LANDOVER, Md. - Kirk Cousins threw for 365 yards and three touchdowns, Chris Thompson had 188 all-purpose yards and a score and the Washington Redskins sacked Derek Carr four times and held the Oakland Raiders to 128 yards in a dominating 27-10 victory on Sunday night.

Cousins was a spectacular 25 of 30, including TD passes to Thompson, Vernon Davis and a 52-yarder to Josh Doctson. Thompson had 150 yards receiving and 38 yards rushing, joining Jamaal Charles as the only running backs to put up 150 yards receiving against the Raiders (2-1) since they moved to Oakland in 1995.

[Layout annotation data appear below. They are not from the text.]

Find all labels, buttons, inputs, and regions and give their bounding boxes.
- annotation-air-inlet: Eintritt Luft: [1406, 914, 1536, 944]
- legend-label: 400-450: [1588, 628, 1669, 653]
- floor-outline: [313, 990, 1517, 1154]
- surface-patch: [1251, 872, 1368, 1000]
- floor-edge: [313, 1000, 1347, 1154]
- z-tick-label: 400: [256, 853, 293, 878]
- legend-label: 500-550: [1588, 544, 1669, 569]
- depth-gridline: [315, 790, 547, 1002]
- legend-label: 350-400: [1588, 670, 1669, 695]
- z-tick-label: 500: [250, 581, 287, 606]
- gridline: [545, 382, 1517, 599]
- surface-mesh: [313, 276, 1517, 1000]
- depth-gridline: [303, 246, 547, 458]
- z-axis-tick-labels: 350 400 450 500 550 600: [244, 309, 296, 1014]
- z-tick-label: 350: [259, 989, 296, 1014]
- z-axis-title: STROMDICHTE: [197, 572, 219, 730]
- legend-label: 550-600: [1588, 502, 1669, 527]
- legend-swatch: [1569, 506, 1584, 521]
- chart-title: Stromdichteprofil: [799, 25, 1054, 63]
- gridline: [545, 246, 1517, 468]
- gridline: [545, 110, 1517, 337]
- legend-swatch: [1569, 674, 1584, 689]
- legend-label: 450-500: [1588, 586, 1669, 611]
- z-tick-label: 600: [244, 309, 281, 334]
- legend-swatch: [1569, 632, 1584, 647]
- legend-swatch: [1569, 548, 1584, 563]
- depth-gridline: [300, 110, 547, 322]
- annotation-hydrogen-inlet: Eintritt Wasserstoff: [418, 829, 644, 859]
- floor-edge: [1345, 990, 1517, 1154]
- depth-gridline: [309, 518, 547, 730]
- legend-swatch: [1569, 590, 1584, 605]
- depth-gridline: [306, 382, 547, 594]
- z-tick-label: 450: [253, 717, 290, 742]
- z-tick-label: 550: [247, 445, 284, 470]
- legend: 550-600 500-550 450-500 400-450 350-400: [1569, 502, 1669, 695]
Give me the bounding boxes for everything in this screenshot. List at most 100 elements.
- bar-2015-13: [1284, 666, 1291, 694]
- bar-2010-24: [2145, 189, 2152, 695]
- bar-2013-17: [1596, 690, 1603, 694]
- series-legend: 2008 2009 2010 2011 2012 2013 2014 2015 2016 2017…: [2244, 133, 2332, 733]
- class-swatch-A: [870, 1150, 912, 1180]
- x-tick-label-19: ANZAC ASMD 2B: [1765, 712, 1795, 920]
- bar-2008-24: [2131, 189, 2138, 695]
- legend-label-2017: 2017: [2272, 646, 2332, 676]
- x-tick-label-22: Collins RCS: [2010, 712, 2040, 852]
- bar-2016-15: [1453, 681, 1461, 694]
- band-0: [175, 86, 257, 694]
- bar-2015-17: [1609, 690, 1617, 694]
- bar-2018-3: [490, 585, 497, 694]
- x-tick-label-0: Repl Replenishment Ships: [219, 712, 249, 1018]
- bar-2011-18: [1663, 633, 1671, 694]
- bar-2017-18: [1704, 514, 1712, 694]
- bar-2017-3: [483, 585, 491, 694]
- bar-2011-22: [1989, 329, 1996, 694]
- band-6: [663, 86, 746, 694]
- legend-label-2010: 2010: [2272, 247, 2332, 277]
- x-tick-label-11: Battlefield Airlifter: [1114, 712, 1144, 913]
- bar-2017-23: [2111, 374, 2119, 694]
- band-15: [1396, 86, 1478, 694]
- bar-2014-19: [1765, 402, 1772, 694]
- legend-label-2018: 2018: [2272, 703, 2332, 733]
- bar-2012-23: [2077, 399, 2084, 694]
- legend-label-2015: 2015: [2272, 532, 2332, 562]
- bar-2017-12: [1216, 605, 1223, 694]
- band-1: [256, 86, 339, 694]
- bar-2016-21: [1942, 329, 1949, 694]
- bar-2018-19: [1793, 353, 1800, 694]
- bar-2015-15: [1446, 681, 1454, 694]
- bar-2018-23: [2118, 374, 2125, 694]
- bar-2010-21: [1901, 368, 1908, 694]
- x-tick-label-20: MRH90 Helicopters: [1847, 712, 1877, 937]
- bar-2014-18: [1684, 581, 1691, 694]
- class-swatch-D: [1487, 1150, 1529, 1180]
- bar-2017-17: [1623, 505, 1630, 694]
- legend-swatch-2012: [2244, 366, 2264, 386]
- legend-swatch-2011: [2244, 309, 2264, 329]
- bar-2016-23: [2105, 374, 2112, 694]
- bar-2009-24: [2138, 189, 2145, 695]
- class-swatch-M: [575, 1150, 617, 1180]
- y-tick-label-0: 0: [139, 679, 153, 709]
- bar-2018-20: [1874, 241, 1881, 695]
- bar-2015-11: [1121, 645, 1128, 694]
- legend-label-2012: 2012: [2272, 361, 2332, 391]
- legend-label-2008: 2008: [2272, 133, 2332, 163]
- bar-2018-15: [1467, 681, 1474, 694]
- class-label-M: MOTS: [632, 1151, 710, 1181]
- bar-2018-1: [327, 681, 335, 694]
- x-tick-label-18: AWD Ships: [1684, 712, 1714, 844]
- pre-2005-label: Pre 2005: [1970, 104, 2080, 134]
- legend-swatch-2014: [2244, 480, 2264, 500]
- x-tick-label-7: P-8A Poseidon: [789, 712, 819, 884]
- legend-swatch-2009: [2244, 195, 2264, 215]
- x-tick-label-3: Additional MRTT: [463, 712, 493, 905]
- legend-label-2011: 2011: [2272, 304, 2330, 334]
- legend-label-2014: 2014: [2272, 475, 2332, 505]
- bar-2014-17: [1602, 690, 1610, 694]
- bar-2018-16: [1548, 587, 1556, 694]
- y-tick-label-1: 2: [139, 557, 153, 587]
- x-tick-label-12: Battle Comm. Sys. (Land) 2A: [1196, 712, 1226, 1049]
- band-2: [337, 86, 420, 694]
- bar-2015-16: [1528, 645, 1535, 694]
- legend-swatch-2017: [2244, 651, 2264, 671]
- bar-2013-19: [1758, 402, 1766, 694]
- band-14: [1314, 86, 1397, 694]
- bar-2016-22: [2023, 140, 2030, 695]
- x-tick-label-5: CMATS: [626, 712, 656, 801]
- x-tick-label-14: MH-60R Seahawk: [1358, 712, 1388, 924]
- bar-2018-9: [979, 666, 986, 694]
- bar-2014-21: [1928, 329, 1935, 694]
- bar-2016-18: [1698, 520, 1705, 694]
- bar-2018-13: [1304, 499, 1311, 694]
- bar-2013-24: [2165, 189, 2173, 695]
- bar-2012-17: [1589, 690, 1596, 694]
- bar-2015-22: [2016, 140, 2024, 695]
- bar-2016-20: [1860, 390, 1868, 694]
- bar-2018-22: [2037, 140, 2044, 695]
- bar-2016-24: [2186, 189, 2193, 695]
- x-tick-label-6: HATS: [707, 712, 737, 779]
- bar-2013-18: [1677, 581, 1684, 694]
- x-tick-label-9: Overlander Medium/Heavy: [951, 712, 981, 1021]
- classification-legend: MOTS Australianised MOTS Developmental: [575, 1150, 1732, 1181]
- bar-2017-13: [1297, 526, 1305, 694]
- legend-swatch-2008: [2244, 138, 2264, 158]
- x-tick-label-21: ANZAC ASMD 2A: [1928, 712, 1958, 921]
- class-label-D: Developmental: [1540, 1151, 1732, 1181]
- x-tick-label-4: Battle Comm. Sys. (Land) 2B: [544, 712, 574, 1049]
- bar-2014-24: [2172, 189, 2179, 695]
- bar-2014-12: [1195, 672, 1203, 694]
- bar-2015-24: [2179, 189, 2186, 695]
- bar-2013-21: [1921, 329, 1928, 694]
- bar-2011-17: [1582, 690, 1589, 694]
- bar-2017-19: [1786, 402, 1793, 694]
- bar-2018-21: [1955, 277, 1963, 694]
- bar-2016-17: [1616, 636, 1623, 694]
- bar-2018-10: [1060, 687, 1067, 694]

Thompson was again a difference maker and has four of Washington's seven offensive touchdowns this season. The Redskins (2-1), who piled up 472 yards, improved to 4-6 in prime-time games under coach Jay Gruden and tied the Philadelphia Eagles for first place in the NFC East.

Under pressure all night, Carr was 19 of 31 for 118 yards with a touchdown and two interceptions. Carr had thrown 112 consecutive passes before being picked off by Montae Nicholson on the second play of the game.

Oakland's rushing offense, which came in ranked fifth in the NFL, managed just 32 yards.